In rendering this opinion, we have also assumed that the members of the Board of Directors of the Company (the “Board”) have acted in a manner consistent with their fiduciary duties as required under applicable law in adopting Rights Agreement and the Amended and Restated Rights Agreement. This opinion does not address the determination a court of competent jurisdiction may make regarding whether the Board may be required to redeem or terminate, or take other action with respect to, the Rights in the future based on the facts and circumstances then existing. Moreover, this opinion addresses the Rights and the Amended and Restated Rights Agreement in their entirety, and it should be understood that it is not settled whether the invalidity of any particular provision of a rights agreement or purchase rights issued thereunder would invalidate such rights in their entirety.

The foregoing opinion is limited to the General Corporation Law of the State of Delaware and the federal laws of the United States of America.

This opinion is for your benefit in connection with the Registration Statement and may be relied upon by you and by persons entitled to rely upon it pursuant to the applicable provisions of the Act.
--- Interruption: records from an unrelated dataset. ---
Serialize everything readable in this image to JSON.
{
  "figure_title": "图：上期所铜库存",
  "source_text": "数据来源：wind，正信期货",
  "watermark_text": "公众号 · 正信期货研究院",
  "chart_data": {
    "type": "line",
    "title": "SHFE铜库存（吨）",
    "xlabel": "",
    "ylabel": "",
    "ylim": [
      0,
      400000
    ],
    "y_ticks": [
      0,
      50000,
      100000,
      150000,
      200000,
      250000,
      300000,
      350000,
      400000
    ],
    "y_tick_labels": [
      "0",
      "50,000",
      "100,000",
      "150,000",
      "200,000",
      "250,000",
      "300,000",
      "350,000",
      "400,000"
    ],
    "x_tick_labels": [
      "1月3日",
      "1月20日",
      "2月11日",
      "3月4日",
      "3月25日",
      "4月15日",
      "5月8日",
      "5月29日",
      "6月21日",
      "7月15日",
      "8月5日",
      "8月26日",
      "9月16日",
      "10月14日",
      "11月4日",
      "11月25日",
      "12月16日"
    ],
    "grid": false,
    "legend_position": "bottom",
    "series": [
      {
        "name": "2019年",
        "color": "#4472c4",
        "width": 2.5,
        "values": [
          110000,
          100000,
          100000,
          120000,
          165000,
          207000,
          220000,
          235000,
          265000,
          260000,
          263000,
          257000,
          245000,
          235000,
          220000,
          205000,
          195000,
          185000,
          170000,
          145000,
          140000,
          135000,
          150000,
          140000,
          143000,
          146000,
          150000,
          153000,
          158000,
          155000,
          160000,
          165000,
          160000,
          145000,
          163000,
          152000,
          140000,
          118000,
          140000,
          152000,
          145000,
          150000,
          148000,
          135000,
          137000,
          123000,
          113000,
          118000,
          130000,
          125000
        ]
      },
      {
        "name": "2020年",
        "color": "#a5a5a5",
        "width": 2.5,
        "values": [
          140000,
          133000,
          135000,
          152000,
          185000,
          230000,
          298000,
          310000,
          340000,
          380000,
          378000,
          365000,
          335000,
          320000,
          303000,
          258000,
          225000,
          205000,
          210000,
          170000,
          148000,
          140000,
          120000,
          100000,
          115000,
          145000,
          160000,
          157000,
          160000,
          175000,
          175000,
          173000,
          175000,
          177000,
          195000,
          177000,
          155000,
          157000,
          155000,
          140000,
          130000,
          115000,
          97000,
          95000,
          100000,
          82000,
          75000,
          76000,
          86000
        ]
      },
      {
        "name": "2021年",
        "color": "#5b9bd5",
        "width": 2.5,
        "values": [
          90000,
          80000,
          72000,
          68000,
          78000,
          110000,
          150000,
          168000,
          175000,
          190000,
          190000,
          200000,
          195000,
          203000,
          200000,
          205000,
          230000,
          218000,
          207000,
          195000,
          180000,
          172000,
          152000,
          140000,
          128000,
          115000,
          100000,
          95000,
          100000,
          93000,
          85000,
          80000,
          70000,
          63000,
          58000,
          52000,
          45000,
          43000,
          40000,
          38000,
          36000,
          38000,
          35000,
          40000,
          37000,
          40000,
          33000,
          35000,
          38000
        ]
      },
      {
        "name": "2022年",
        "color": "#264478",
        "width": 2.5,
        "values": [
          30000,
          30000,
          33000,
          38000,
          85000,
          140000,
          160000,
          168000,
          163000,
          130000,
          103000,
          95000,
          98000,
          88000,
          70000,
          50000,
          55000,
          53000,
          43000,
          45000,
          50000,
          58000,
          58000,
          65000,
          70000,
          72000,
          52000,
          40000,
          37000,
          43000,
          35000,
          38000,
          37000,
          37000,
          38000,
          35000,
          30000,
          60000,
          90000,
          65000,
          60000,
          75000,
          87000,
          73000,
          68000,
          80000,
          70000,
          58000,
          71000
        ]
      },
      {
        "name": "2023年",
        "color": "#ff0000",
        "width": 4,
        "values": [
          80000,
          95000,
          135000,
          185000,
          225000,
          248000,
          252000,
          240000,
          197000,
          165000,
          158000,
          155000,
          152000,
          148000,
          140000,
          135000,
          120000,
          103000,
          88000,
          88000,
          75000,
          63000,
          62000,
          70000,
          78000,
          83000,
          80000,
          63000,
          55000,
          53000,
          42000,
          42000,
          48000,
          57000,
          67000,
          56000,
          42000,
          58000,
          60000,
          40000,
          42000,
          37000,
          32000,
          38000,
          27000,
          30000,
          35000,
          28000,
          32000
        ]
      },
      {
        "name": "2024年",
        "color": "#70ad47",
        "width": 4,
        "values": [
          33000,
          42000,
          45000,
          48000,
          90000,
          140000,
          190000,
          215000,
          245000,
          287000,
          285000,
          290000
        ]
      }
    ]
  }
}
We hereby consent to the filing of this opinion as an exhibit to the Current Report on Form 8-K dated as of the date hereof filed by the Company and incorporated by reference into the Registration Statement. In addition, we consent to the reference to us under the caption “Legal Matters” in the prospectus constituting a part of the Registration Statement. In giving such consent we do not thereby admit that we are in the category of persons whose consent is required under Section 7 of the Securities Act or the rules and regulations promulgated thereunder.